Figure 5-10 shows the Security & SD-WAN > Site-to-Site VPN page of a network configured as an Auto VPN spoke pointing back to two different hub devices, with the primary hub configured as a default route (full tunnel). For many sites, this is nearly all the configuration required to establish the Auto VPN topology across the organization.
Figure 5-10 Example Auto VPN Configuration Showing a Spoke Site Configured for Two Hubs, One of Which Is Configured with a Default Route/Full Tunnel Configuration
When you’re configuring Auto VPN from the Dashboard UI, the VPN Settings section of the Site-to-Site VPN page makes it easy to select the local subnets that are allowed to participate in the VPN topology by simply selecting either Enabled or Disabled from the VPN Mode drop-down list for each subnet at each site, as shown in Figure 5-11, where only one of the four local subnets is configured for VPN access.
Pro Tip
You can also define VPN access for each subnet by editing the subnet on the Security & SD-WAN > Addressing & VLANs page.
Figure 5-11 VLAN/Subnet Availability Configuration for an Auto VPN–Enabled Peer
This configuration option helps to reduce the number of unique subnets required across sites, as VLANs/subnets that do not require VPN access can be reused across locations and only the VPN-enabled subnets require a unique address space within the organization.
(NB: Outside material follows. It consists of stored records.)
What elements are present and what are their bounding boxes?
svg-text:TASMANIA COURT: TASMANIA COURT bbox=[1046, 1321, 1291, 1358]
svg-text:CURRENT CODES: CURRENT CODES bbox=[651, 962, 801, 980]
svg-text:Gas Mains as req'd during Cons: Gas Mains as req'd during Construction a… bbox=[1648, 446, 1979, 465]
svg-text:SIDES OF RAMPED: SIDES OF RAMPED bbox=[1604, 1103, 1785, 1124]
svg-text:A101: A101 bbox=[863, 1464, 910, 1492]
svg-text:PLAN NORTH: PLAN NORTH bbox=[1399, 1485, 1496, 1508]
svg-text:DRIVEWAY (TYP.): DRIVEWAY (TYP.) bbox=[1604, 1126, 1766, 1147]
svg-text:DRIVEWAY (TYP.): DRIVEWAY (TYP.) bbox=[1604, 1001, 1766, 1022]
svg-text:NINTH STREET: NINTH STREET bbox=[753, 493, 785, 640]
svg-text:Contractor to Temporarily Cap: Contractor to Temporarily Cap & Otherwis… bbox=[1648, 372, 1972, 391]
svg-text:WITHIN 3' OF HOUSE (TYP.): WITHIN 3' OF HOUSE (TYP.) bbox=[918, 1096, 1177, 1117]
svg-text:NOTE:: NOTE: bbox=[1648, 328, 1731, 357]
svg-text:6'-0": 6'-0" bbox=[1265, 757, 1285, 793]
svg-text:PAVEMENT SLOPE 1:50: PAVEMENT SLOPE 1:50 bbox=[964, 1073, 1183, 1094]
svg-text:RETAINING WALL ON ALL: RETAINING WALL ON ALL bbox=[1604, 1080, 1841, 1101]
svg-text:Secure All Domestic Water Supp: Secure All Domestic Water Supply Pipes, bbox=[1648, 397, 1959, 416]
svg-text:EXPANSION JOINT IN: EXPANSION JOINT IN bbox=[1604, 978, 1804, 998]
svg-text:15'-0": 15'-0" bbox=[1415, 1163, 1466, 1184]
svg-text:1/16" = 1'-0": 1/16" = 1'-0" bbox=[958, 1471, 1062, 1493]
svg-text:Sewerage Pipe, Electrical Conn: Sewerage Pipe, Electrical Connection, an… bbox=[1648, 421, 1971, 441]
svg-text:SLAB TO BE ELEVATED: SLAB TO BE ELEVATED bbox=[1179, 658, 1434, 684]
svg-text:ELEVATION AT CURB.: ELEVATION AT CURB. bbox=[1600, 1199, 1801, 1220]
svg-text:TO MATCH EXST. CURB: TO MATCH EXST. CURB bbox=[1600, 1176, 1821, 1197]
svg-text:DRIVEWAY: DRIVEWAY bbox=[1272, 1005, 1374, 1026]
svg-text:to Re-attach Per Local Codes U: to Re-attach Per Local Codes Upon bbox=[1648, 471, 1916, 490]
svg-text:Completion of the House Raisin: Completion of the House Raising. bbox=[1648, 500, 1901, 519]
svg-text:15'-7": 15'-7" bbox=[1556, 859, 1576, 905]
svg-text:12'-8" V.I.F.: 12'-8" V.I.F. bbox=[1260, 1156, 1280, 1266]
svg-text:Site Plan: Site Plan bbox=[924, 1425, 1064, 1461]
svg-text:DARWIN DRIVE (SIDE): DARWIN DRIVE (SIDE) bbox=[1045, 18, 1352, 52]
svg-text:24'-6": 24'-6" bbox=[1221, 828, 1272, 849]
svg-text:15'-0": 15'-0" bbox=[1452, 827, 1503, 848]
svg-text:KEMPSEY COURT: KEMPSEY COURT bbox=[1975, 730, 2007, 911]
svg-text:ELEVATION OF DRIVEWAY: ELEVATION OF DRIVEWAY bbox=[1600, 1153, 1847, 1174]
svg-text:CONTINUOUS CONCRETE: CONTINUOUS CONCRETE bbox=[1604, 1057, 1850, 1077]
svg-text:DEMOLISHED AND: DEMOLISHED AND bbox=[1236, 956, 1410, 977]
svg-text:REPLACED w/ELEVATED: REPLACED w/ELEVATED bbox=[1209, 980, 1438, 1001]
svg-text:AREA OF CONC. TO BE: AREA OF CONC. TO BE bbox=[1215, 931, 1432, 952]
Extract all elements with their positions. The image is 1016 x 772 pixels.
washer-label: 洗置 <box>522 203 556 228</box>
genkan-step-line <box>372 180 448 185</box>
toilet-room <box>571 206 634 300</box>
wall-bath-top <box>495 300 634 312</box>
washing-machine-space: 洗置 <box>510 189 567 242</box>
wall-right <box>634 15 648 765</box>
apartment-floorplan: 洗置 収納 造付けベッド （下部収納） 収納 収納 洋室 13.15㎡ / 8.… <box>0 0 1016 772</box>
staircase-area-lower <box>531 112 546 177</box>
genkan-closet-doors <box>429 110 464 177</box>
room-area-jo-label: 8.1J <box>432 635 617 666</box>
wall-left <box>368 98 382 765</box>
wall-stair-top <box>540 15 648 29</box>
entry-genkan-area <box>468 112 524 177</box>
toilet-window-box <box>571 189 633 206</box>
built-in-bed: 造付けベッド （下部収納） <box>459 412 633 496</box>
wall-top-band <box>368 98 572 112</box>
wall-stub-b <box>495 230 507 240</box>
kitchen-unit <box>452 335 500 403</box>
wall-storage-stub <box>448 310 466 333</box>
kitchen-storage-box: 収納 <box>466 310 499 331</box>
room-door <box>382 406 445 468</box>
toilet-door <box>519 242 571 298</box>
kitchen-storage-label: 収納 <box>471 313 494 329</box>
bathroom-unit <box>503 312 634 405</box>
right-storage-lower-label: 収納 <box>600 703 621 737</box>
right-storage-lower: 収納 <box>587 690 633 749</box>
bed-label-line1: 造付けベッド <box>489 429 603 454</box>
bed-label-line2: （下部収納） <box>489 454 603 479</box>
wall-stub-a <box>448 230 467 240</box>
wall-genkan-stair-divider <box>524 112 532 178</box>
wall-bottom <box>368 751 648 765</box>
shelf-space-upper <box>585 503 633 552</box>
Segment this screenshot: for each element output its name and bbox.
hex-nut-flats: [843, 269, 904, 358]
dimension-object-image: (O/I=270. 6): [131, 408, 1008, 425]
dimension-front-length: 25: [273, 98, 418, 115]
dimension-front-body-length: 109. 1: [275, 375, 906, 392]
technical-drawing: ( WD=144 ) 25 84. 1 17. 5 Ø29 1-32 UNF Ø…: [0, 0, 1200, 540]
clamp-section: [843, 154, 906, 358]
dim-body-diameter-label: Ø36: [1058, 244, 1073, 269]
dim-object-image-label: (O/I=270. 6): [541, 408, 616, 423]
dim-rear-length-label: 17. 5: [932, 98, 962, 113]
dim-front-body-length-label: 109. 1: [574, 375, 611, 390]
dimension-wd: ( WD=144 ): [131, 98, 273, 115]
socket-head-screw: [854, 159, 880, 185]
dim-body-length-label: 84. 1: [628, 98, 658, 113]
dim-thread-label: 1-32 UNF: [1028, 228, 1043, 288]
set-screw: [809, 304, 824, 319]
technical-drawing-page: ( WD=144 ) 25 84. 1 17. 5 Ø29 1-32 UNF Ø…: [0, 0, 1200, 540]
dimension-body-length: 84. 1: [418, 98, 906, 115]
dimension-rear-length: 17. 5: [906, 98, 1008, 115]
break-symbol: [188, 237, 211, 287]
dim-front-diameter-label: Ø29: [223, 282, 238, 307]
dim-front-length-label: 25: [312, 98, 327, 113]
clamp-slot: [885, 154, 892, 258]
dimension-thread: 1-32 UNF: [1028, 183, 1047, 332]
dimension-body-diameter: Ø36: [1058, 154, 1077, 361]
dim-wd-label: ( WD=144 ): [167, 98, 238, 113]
This is especially useful for templated networks, which are discussed further in Chapter 4, “Automating the Dashboard.”
Additionally, Meraki makes it easy to create a full tunnel Auto VPN configuration. By simply checking the IPv4 Default Route box for the related Auto VPN hub, all client traffic will automatically be routed across the Auto VPN connection to the selected hub to be forwarded to the destination. This greatly simplifies the configuration by removing the need to explicitly advertise a default route from each hub, as required in a more traditional deployment. If the IPv4 Default Route box is not checked, only traffic destined for advertised VPN subnets will be routed across the VPN.
Pro Tip
More advanced deployments like those utilizing DC-DC failover may still require manual route advertisement configuration to allow for proper route tracking and failover.